Sure, I'd be happy to, Mike. So, in the quarter, first and foremost, we were focused on helping our clients navigate COVID-19 events as they're unfolding. And so, we were building liquidity as we talked to you about in March, but we also built liquidity in April and May to make sure that we understood and were ready to address our clients' needs. As those needs became more clear to us in the second half of the quarter, we started to move down liquidity in a steady and very client-focused fashion.

As deposits continued to reprice during the quarter, we continued to deploy that liquidity. And so, what you'll see, Mike, is NIM starting to stabilize, as Jim mentioned this quarter and NII growth will start to return in the second half of the year. I might mention that this is all occurring against the backdrop of LIBOR compressing significantly from about 90 basis points [Phonetic] to about 80 basis points of spread between LIBOR and Effective Fed Funds. And so, you'll see us deploy that liquidity in the second half of the year, and you'll continue to see us reprice our deposit book. For instance, we're repricing our CDs now. We're extending duration on the CDs, and we're putting new money on at about 25 basis points to 30 basis points, which is about half of where our deposit pricing is right now.

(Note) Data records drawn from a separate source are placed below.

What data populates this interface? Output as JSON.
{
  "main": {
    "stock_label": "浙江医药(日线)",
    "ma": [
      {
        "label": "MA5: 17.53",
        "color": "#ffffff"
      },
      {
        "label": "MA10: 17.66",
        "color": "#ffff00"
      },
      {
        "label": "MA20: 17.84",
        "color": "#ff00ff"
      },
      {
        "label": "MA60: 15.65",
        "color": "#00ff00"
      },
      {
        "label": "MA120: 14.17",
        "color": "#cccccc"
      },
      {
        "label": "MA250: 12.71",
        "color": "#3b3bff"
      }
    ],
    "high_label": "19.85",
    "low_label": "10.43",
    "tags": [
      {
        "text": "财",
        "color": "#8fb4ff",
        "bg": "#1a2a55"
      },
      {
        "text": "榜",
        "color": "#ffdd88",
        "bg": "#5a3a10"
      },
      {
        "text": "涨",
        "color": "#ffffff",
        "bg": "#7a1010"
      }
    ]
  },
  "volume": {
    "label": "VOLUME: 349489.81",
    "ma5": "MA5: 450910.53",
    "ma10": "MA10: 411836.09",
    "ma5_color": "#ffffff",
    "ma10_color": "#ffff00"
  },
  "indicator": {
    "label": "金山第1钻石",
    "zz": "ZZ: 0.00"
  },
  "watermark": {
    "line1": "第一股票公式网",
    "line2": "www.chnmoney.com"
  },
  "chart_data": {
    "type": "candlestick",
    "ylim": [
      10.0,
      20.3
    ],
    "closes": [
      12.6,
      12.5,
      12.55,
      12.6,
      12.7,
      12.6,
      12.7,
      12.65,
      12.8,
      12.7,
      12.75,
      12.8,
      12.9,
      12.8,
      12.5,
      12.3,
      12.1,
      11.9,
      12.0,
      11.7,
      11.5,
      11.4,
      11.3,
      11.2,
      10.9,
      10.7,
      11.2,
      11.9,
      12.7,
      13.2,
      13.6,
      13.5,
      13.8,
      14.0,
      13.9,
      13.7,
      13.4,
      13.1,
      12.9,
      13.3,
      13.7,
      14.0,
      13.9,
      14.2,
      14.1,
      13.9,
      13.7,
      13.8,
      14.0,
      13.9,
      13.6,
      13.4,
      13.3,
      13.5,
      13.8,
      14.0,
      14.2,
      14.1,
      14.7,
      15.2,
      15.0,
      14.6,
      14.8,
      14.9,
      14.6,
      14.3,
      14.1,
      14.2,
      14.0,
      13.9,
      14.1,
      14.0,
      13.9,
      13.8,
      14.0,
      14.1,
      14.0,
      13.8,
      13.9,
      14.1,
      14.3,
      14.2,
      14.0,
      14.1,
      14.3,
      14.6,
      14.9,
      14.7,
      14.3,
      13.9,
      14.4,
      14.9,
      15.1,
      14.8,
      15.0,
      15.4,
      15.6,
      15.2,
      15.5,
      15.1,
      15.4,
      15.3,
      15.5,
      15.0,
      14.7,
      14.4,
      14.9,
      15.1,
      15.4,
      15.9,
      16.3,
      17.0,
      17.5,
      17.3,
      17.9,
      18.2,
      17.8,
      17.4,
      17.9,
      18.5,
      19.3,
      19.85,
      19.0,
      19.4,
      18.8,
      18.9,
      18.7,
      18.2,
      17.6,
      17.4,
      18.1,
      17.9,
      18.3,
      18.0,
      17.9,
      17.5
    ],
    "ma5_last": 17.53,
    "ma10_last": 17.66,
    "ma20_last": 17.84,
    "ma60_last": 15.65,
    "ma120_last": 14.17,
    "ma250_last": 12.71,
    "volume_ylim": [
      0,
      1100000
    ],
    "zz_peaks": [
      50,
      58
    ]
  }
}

We're also going to gradually reduce the amount of the deposit book linked to EFF, Effective Fed Funds. That's declining from about 40% of the book a few quarters ago to about mid-30s now, and you'll see that continue to decline. And so, a little bit of compression in NIM caused by a couple of events. Liquidity will come down over the next couple of quarters, but we continue to remain focused, first and foremost, on client needs this quarter and every quarter, and we believe with that focus, they'll continue to reward us with new business and appreciate that we take a long-term view.

Michael Perito -- Keefe Bruyette & Woods Inc. -- Analyst

Helpful, David. Thank you. And then, Jim, maybe a question on capital. You guys raised some debt. The TCE ratio nudged to 5% in the quarter, up a little bit sequentially. I guess, kind of a two-part question. I guess, one, do you think some of those -- the capital building trends could continue moving forward? And then two, can you just maybe give us a little insight about how you kind of balance? And obviously, you have the lower-risk balance sheet which needs less capital than traditional peers, but you're growing, and presumably I imagine there will be some opportunities to grow as we come out of the pandemic here and having capital on hand to kind of take advantage of some of those opportunities. Some insights there would be great. Thank you.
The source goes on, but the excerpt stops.